ÉTRANGER
I Dans l'A.T.
Les relations des Israélites avec les étrangers peuvent se ramener à
trois faits principaux:
1.
Contact permanent.
Israël a sans cesse été mêlé aux peuples voisins; il leur était plus
ou moins apparenté, et surtout aux Cananéens, qui ne furent refoulés
que très lentement. Le contact fut donc permanent avec les plus
proches: Moabites (Ru 1:4), Édomites (1Ro 11:15),
Amalécites (2Sa 1:8), Syriens (Jug 10:6).

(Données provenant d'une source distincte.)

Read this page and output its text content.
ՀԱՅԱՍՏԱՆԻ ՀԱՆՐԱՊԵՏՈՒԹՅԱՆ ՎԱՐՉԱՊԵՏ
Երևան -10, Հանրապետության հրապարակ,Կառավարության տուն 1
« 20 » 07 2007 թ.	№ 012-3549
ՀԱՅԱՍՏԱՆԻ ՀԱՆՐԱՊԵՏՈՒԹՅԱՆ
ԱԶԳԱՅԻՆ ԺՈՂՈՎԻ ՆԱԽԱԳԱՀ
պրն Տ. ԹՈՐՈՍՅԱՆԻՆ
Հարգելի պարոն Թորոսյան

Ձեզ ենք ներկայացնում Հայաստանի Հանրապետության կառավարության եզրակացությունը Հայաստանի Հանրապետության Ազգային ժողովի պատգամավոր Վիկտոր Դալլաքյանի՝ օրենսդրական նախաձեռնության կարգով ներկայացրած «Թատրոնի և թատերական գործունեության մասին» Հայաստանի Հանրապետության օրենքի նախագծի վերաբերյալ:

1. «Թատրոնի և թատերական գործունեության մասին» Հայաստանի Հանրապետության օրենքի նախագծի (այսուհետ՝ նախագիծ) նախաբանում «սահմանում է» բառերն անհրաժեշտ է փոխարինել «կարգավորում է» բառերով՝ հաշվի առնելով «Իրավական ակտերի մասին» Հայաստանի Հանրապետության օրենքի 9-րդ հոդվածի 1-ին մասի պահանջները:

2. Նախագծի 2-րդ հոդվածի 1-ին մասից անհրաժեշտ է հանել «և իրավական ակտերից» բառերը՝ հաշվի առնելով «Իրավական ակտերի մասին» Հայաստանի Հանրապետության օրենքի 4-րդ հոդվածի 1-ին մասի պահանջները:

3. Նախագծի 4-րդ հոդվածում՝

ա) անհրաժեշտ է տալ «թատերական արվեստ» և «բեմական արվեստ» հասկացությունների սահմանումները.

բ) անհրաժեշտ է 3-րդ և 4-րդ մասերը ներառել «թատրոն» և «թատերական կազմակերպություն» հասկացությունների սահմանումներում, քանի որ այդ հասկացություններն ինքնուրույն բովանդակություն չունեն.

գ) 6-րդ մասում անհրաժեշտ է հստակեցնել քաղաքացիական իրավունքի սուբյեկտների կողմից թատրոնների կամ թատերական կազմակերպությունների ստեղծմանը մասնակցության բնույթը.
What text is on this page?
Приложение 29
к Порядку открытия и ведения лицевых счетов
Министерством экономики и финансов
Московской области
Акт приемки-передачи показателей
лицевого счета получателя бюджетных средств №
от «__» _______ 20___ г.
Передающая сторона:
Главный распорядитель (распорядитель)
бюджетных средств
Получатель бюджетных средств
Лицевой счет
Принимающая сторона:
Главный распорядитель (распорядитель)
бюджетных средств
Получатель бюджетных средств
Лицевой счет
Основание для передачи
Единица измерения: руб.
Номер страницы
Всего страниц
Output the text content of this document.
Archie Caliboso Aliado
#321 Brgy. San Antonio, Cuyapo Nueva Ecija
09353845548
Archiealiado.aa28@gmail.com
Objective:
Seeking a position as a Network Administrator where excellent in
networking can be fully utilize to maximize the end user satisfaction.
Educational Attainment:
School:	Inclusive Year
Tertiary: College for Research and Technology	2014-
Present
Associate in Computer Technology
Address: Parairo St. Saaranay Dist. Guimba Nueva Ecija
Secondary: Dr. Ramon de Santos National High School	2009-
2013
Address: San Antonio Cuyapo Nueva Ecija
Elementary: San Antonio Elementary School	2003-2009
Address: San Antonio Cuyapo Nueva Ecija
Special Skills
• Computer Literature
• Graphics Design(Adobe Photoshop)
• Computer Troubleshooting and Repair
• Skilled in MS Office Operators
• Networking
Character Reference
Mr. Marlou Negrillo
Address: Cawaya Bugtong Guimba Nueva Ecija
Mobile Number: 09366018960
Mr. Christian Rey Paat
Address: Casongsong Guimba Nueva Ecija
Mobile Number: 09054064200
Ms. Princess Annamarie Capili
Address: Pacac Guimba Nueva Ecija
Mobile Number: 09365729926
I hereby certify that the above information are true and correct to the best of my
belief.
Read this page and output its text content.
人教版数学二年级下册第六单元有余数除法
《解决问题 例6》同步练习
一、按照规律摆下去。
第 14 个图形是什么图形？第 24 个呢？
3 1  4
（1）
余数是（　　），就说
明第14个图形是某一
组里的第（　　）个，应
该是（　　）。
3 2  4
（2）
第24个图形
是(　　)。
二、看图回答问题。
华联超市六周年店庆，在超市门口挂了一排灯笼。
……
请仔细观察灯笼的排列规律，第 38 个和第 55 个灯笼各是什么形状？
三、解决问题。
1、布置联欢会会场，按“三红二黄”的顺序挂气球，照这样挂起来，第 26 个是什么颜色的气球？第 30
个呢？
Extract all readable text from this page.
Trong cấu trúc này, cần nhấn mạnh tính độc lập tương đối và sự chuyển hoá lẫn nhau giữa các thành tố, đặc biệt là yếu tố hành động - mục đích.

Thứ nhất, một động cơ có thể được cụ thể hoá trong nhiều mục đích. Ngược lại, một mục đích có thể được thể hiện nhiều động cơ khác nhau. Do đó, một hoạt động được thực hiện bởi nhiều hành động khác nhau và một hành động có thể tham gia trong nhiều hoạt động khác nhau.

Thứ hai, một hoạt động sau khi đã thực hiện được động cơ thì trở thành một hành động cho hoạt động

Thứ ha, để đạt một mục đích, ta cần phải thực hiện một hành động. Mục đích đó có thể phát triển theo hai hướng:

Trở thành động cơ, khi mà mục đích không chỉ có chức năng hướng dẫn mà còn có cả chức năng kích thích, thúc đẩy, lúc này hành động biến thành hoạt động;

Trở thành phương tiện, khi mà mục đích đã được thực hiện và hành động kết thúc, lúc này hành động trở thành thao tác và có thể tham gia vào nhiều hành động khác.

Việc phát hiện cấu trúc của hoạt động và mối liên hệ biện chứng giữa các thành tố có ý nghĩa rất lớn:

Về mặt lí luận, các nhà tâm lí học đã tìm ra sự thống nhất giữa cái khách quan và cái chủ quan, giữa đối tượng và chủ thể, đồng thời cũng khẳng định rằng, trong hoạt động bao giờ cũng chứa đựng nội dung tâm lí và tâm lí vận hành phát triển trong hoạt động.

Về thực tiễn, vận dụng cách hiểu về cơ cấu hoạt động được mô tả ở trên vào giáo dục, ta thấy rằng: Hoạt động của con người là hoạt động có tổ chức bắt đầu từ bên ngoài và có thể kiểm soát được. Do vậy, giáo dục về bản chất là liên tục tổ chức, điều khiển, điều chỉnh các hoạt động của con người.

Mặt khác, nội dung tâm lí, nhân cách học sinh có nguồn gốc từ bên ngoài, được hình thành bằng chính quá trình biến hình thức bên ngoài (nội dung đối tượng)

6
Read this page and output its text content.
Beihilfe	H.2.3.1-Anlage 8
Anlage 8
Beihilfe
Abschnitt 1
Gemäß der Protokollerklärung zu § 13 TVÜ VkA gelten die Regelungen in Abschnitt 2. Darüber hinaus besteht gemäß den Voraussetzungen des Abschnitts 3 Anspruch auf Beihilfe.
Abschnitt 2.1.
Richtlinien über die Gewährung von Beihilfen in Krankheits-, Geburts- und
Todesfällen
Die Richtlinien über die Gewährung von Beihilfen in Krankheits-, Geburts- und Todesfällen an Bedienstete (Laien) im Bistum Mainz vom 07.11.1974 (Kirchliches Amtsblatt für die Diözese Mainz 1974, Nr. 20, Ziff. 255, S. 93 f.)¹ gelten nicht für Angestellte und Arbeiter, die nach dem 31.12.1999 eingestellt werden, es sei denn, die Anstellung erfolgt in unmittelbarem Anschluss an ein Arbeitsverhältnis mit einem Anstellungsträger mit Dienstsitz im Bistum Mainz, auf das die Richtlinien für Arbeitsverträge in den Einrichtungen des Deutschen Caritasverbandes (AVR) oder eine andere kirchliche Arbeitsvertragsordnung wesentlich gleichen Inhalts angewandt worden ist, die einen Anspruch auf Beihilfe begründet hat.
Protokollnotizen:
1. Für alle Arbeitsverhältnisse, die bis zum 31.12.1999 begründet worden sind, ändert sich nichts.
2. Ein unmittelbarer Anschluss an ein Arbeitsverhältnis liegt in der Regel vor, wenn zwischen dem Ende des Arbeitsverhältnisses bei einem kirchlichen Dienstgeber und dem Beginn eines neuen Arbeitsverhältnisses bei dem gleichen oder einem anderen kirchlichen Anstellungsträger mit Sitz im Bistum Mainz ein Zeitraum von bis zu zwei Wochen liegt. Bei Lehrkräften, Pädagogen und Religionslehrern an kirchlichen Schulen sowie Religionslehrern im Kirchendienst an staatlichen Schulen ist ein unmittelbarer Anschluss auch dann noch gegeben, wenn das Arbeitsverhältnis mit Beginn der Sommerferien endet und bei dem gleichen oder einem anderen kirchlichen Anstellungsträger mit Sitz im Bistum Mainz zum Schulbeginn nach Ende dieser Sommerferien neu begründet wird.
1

Les Israélites se
mélangèrent surtout aux Cananéens (Jug 1:27-33), plus
industrieux et commerçants qu'eux; le nom de Cananéen en vint
même à désigner le trafiquant étranger (hébreu de Pr 31:24; V S.:
marchand). Les rois provoquèrent de nouveaux contacts avec
l'étranger, par leurs alliances (voir ce mot), leurs
mariages (1Ro 3:1 16:31), leurs harems (1Ro 11:1), qui
entraînaient l'introduction de religions étrangères (1Ro 11:4
et suivant). Ils appréciaient aussi les serviteurs étrangers (1Sa
21:7) et les gardes étrangères, qui leur étaient toutes
dévouées (2Sa 15:18,2Ro 11:4,19). Il faut mentionner le
commerce, qui mettait Israël en relation avec divers peuples: de tout
temps les caravanes ont traversé son territoire (Ge 37:25), et
ses propres commerçants finirent par sortir de leurs
frontières (1Ro 9:28 10:11,Eze 27:17).
2.
Haine plus ou moins vive.
Le voisinage et les relations n'empêchaient pas l'hostilité, variable
suivant les époques et les circonstances, mais toujours vivace.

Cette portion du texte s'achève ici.